Analicemos entonces los dos aspectos fundamentales que parecen derivarse de la estrategia de política monetaria que actualmente pone en práctica el BCV. Por un lado, el BCV viene decididamente actuando sobre las tasas de interés de corto plazo, intentando tener algún alcance sobre las tasas de interés del mercado bancario. Por otro, el propósito fundamental de la política monetaria parece estar más asociado a la contribución que pueda darse al crecimiento de la economía (en un contexto en el que muy probablemente la demanda de dinero esté creciendo).30 En un marco como éste no hay cabida alguna para el control de los agregados monetarios. No se trata ya de poner en evidencia la erosionada capacidad que tiene el Banco Central para acometer semejante tarea, sencillamente, el procedimiento y objeto de la política monetaria apuntan a otro lugar hoy día.

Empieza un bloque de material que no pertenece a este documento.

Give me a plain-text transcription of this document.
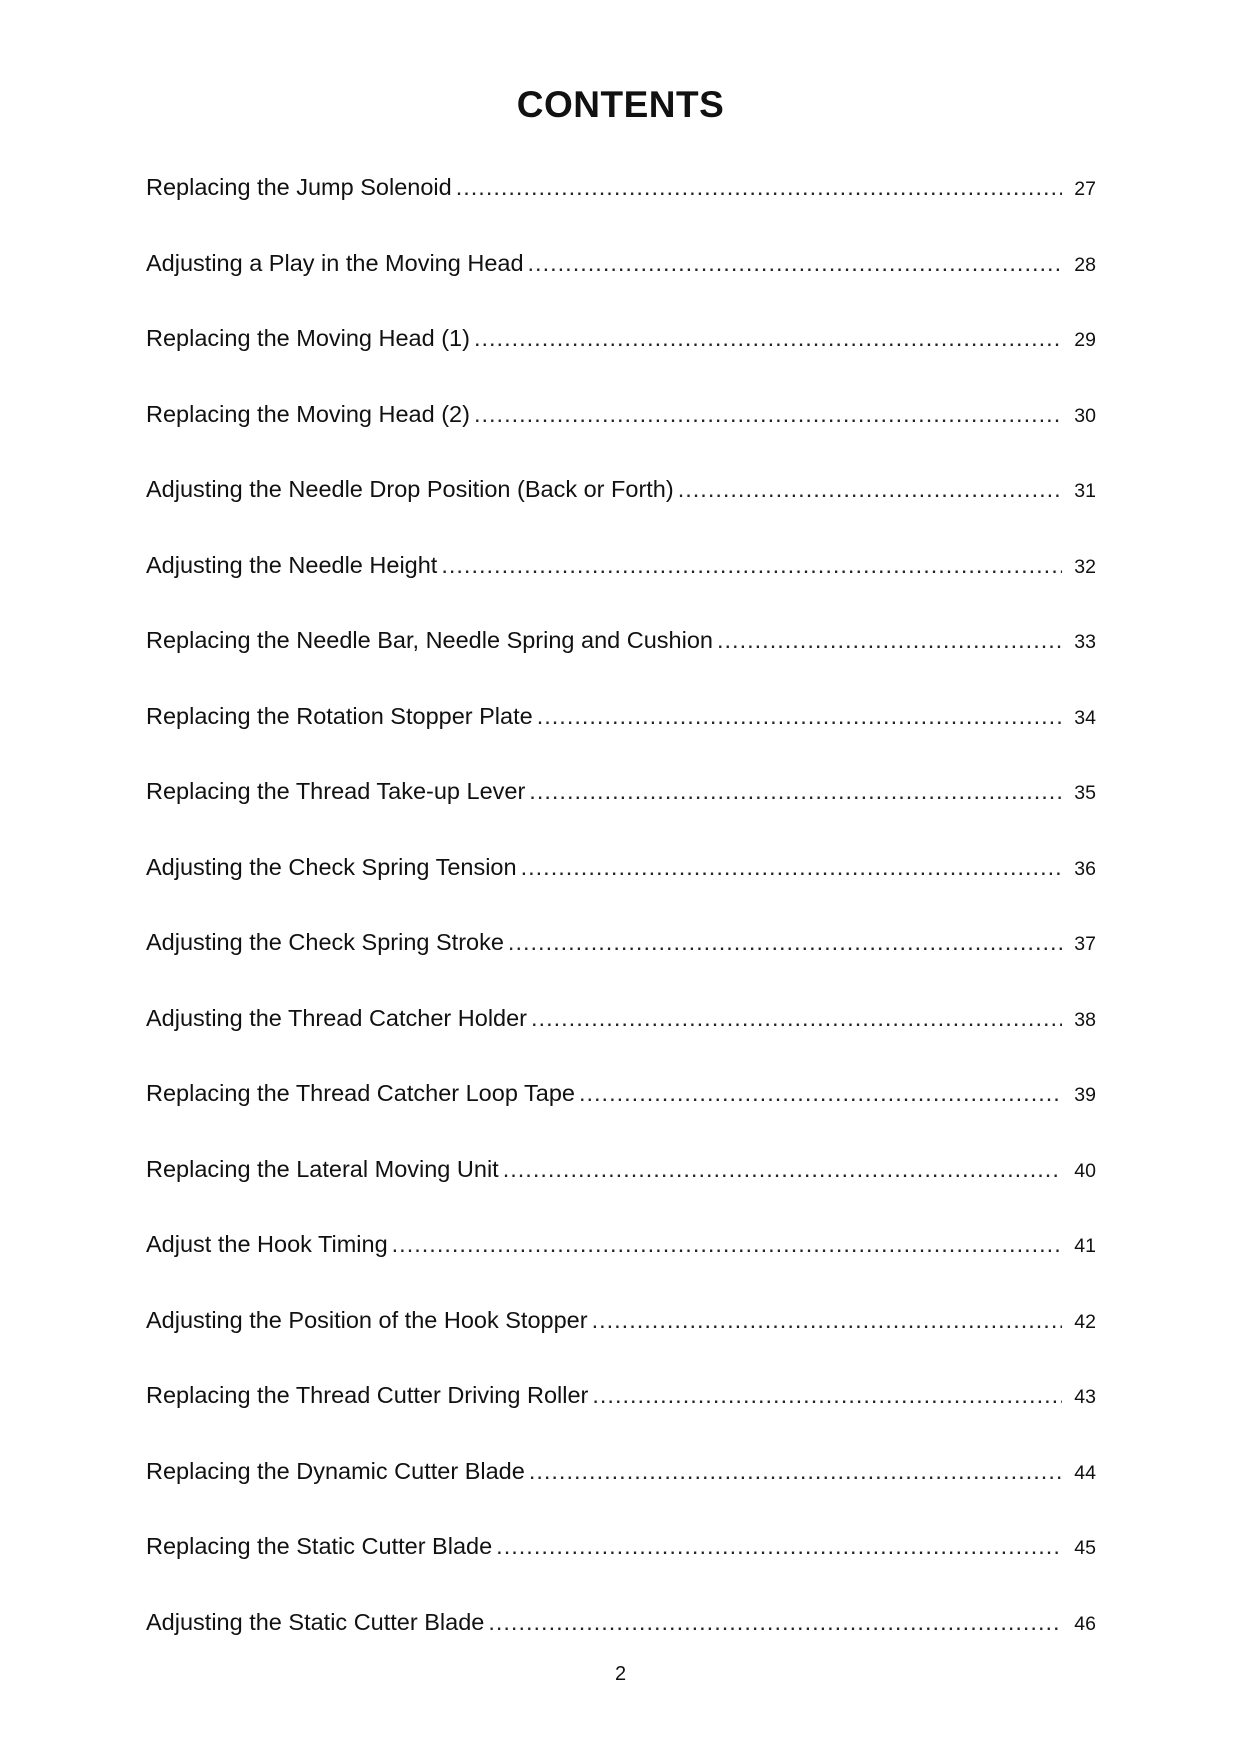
CONTENTS
Replacing the Jump Solenoid .....	27
Adjusting a Play in the Moving Head .....	28
Replacing the Moving Head (1) .....	29
Replacing the Moving Head (2) .....	30
Adjusting the Needle Drop Position (Back or Forth) .....	31
Adjusting the Needle Height .....	32
Replacing the Needle Bar, Needle Spring and Cushion .....	33
Replacing the Rotation Stopper Plate .....	34
Replacing the Thread Take-up Lever .....	35
Adjusting the Check Spring Tension .....	36
Adjusting the Check Spring Stroke .....	37
Adjusting the Thread Catcher Holder .....	38
Replacing the Thread Catcher Loop Tape .....	39
Replacing the Lateral Moving Unit .....	40
Adjust the Hook Timing .....	41
Adjusting the Position of the Hook Stopper .....	42
Replacing the Thread Cutter Driving Roller .....	43
Replacing the Dynamic Cutter Blade .....	44
Replacing the Static Cutter Blade .....	45
Adjusting the Static Cutter Blade .....	46
2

En ese sentido, los retos analíticos y prácticos para el Banco Central son otros. La formula práctica a través de la cual el BCV puede ejercer un control indirecto de la tasas, sin crear distorsiones o desestímulos a la actividad financiera es uno de ellos. El canal de transmisión de las tasas hacia el mercado de crédito puede ser otro (tal relación es digna de ser estudiada como deja ver la Figura 18, al menos para el breve lapso que se inicia en 2002). No deja de ser importante la forma en que se vincula el mercado de crédito con la actividad económica real. Aquí también hay indicios de que la correlación entre el crédito real y la actividad económica es bastante estrecha.

 

 

Conclusiones

En contraste con la enseñanza convencional, los bancos centrales han venido mostrando en los últimos años una tendencia creciente a desistir de los agregados monetarios como objetivos intermedios de política monetaria (De Gregorio, 2003). Las palabras de Charles Bouey, ex-presidente del Banco de Canadá, no pueden ser más elocuentes al respecto: "Nosotros no abandonamos a los agregados monetarios, ellos nos abandonaron".31 El caso venezolano reciente no parece ser la excepción. Por el contrario, más bien parece demostrar que en una economía abierta y dependiente de un recurso natural, los objetivos intermedios basados en agregados monetarios se ven aun más comprometidos. En general hemos esgrimido varias razones y mostrado algunos indicios para sustentar esta afirmación.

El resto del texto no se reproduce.